Andreas Scheuer (CSU), Bundesverkehrtminister – Wie man zu der Annahme gelangen konnte, dass eine Pkw-Maut auf deutschen Straßen, die letztlich nur Ausländer zu zahlen hätten, vor dem Europäischen Gerichtshof Bestand haben könnte, wird wohl auf ewig Ihr Geheimnis bleiben. Der EuGH hat Ihr Projekt jedenfalls jetzt krachend scheitern lassen. Seit 2014 waren dafür aber bereits 54 Millionen Euro verausgabt worden. Die sind natürlich futsch. Doch das Ende der Fahnenstange für den Steuerzahler ist damit längst noch nicht in Sicht, denn bereits 2018, also noch vor der endgültigen Rechtssicherheit, waren mit zwei Unternehmen für die vorgesehene Erhebung und die Kontrolle der Maut Betreiberverträge abgeschlossen werden, aus denen der Ausstieg zum Nulltarif schwerlich gelingen dürfte. Laut Presseberichten sollen Ihnen die Firmen bereits Schadenersatzforderungen in Höhe von 300 Millionen Euro für entgangenen Gewinn in Aussicht gestellt haben …
Wahrlich, wer solche Minister wie Sie im Kabinett hat, der braucht gar keine Feinde mehr.
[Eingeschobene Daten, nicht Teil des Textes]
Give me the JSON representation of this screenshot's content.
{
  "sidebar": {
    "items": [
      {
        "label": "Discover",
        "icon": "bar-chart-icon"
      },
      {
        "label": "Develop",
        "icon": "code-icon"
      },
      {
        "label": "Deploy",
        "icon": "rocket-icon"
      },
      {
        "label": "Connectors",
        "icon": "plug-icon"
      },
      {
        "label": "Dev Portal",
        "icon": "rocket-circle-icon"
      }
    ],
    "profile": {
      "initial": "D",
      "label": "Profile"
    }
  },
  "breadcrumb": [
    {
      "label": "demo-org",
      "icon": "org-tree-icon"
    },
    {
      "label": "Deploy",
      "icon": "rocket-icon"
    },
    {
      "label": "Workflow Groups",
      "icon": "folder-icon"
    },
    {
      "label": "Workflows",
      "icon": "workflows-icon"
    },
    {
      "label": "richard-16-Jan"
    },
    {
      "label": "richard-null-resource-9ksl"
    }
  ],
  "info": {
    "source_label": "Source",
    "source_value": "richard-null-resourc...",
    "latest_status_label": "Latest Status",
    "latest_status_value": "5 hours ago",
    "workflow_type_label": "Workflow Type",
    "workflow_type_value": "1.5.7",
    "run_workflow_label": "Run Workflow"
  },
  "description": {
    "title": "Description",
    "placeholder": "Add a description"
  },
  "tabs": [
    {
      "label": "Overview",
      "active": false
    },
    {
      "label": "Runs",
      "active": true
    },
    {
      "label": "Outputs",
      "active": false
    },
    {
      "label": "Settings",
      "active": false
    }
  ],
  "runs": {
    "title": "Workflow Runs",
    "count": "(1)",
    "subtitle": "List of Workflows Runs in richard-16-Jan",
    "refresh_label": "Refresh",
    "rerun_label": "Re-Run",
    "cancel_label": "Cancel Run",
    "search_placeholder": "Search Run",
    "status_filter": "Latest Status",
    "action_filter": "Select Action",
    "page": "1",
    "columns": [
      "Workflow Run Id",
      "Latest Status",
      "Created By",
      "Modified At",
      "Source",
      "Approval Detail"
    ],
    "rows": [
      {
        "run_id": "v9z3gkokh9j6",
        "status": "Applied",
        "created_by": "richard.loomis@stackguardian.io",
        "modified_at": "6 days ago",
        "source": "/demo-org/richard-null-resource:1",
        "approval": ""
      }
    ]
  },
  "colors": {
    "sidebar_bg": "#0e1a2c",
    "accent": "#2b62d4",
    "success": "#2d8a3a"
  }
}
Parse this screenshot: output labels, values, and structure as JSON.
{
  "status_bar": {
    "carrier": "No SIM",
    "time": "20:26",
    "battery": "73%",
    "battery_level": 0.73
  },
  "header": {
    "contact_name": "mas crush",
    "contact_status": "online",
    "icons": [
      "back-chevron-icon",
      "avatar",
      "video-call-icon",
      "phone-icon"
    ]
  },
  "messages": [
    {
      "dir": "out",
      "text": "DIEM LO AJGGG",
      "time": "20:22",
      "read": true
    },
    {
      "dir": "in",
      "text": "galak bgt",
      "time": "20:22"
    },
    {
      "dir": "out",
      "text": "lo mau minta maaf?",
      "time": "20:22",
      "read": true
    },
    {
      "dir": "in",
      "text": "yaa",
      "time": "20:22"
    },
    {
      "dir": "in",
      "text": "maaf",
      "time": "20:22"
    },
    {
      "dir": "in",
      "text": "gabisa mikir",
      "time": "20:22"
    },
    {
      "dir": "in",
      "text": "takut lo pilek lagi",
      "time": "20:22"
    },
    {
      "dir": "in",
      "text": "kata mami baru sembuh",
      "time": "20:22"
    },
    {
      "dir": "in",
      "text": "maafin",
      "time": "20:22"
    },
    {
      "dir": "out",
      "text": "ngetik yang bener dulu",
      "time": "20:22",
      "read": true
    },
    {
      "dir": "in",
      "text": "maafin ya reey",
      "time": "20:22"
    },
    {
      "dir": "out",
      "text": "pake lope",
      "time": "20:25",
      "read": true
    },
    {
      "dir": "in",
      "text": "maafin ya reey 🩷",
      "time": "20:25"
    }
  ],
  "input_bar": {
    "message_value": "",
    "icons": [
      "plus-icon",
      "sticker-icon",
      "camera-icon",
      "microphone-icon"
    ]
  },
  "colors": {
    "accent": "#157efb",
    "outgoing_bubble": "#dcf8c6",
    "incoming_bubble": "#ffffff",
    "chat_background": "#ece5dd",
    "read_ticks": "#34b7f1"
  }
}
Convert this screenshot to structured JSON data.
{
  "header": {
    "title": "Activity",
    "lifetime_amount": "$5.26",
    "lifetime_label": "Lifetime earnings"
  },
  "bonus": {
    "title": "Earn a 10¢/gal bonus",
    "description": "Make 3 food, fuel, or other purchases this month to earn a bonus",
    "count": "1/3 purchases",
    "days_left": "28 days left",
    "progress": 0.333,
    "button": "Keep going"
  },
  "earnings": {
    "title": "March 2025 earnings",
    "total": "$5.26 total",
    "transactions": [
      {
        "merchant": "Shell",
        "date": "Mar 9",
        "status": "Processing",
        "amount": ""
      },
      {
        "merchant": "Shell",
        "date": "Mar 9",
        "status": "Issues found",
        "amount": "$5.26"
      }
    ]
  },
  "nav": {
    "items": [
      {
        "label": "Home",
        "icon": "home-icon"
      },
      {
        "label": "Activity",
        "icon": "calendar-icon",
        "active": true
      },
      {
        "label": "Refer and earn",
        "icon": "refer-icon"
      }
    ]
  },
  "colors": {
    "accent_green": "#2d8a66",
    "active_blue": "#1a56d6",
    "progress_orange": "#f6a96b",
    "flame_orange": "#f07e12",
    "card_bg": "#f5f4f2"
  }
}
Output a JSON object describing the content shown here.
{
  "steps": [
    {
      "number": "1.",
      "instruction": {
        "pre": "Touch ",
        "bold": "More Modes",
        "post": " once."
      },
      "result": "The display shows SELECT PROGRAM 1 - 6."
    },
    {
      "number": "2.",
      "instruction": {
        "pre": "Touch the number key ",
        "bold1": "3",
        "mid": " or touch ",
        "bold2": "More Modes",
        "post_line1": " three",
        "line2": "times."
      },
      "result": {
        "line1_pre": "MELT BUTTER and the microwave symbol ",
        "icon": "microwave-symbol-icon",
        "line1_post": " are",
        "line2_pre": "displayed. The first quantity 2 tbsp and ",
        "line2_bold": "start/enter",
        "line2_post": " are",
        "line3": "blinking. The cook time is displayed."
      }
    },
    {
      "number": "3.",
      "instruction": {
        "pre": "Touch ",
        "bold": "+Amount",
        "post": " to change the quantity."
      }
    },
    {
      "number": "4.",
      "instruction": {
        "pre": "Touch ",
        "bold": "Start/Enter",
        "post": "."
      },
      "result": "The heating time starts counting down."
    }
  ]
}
Gabor Steingart, Journalist & Buchautor – Es gebe in Deutschland zu viele Krankenhäuser. 800 der rund 1.400 Kliniken seien überflüssig. So eine Studie im Auftrag der Bertelsmann-Stiftung. Die Autoren des Berliner Instituts für Gesundheits- und Sozialforschung behaupten: „Viele Komplikationen und Todesfälle ließen sich durch eine Konzentration vermeiden.“
Ihr Kommentar: „Immer vorausgesetzt, der akut Kranke erreicht die Zentral-Klinik noch rechtzeitig vor seinem Ableben, um unter Mobilisierung aller Reserven den Check-In-Prozess zu absolvieren.“
Wir haben dem nichts hinzuzufügen.
Außer vielleicht die Anmerkung, dass bei Wiederholungstätern wie der Bertelsmann-Stiftung das höchstmögliche Strafmaß verhängt werden sollte.
Mit anschließender Sicherheitsverwahrung.